In de ban van de bosgeest is een persoonlijk verslag van een aantal zaken die de directeur van CESWO, Deryck Ferrier dus (in het boek ‘baas Ferrie’ genoemd), in zijn lange carrière heeft meegemaakt. Het begint met een bosinventarisatie die het CESWO uitvoert in opdracht van de Engelsman John Duncan, die werkt voor een firma in tropisch hout. Het zijn allemaal kleurrijke figuren met wie baas Ferrie op stap gaat, maar twee springen er wel heel in het bijzonder uit: de Aukaner Douglas Petrus Yankee en Bernard Tandjoenoemé, ‘een alleraardigste, openhartige en bij tijd en wijle hondsbrutale Indiaan van twintig jaar, die het tropisch regenwoud door en door en als geen ander kende.’ De auteur doet precies uit de doeken hoe een verkenning van een bepaald bosgebied technisch in haar werk gaat en voegt ter verheldering ook enkele landmeetkundige kaarten aan het relaas toe (toch geen zaken die je ooit in een roman zult tegenkomen). Ik kan me geen ander verslag van zo’n bosploeg uit welk Surinaams boek dan ook herinneren, en Deryck Ferrier vertelt het met smaak en oog voor het locale detail. Hij blijkt zelf een groot kenner te zijn van de Surinaamse natuur en geologie, en wat hij niet weet wordt wel aangevuld door de boskenners die hij heeft ingehuurd. De onderlinge verhoudingen binnen de ploeg, en vooral ook de verhoudingen tussen de mensen uit de stad en de bos- en savannebewoners komen helemaal tot leven. Hij beschrijft de Indianen (Ferrier spreekt niet van ‘inheemsen’) met veel respect: mensen die hun eigen habitat met trots bewonen en die de stedelijke bezoekers met een mengeling van eigendunk, wantrouwen en spot tegemoettreden, nu eens schuw, dan weer vrijpostig. (Opmerkelijk is wel dat hij bijna altijd spreekt van ‘hun taal’ en nergens aangeeft welke taal dat dan is: Karaïbs, Arowaks?) Een prachtige dorpsfiguur zet Ferrier neer in de sjoemelende en vadsige niksnut Loepie, die niet ophoudt te bedelen om baas Ferries Zwitserse zakmes. Jaren later komt hij de man nog tegen in Nederland, en het zakmes blijft een cruciale rol spelen, die ik hier niet zal verklappen.

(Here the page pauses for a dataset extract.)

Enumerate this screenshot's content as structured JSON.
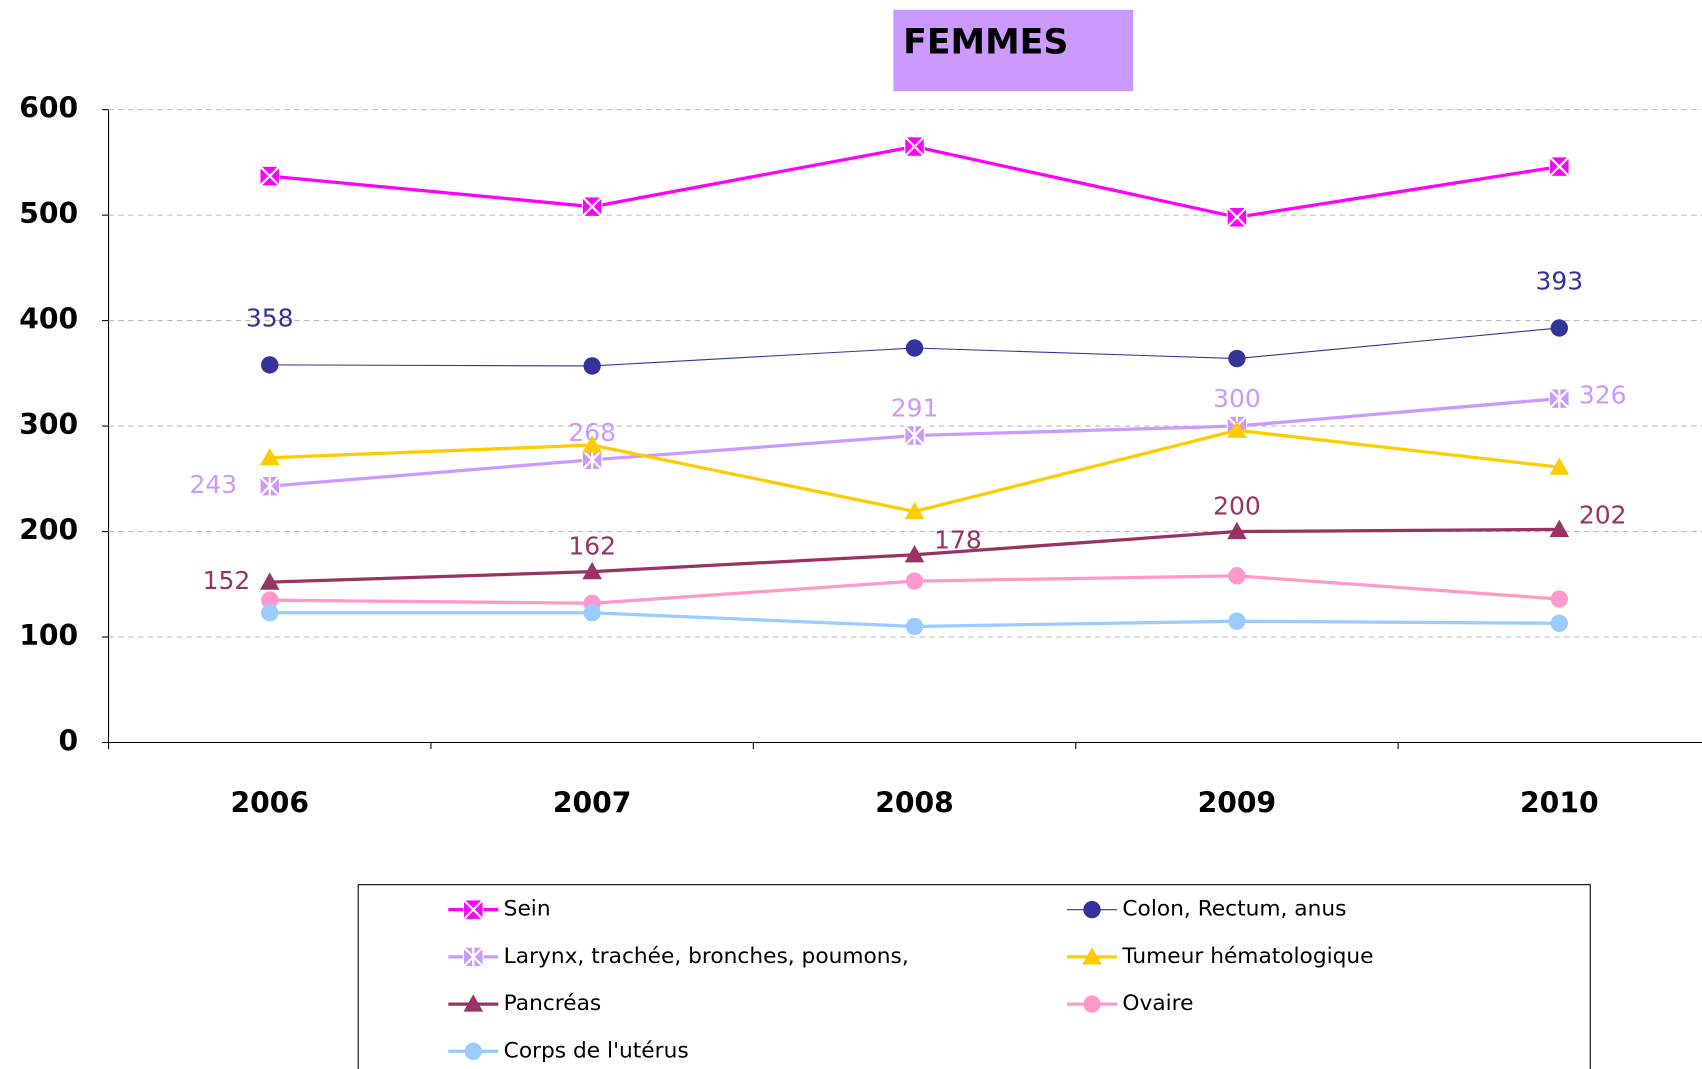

Dan volgt een lang middenstuk, dat in grote stappen enkele tragische episoden uit de moderne geschiedenis van Suriname beschrijft en hoe CESWO daarin probeert te overleven. Na vele jaren zijn we aanbeland in de tijd van de opstandige (of volgens het boek misschien beter: criminele) Indianen die berucht werden onder de naam Tucajana Amazones en die vanaf 1989 de kant van Bouterse kozen en een groot deel van het land bezet hielden. Baas Ferrie verneemt dat zijn vriend en helper Bernard is omgebracht en gaat op onderzoek uit. Zijn schets van het gebied rond de brug over de Saramacca bij Matta en zijn naspeuringen in een kleine vestiging van Akaranie-inheemsen zijn 100 procent authentiek neergezet – en ik kan dat uit eigen ervaring bevestigen, want ik ben in die tijd, geëscorteerd door zwaarbewapende jonge Tucajana’s, het gebied ingegaan om Tucajana-leider Thomas Sabajo, die zetelde in Bigi Poika, te spreken.

Drie Indianen bij de houten brug over de Saramaccarivier. Tekening door Robby Barend uit het boek.

Wat er gebeurt in de slotbladzijden van het boek moet de lezer zelf maar lezen. Het is misschien wel interessant om nog op te merken dat die bladzijden zich afspelen rond de Carolinekreek (niet te verwarren met de Carolinakreek) en de mensen die wonen rond de achttiende-eeuwse en inmiddels geheel vervallen  Duitse nederzetting Carolinenburg.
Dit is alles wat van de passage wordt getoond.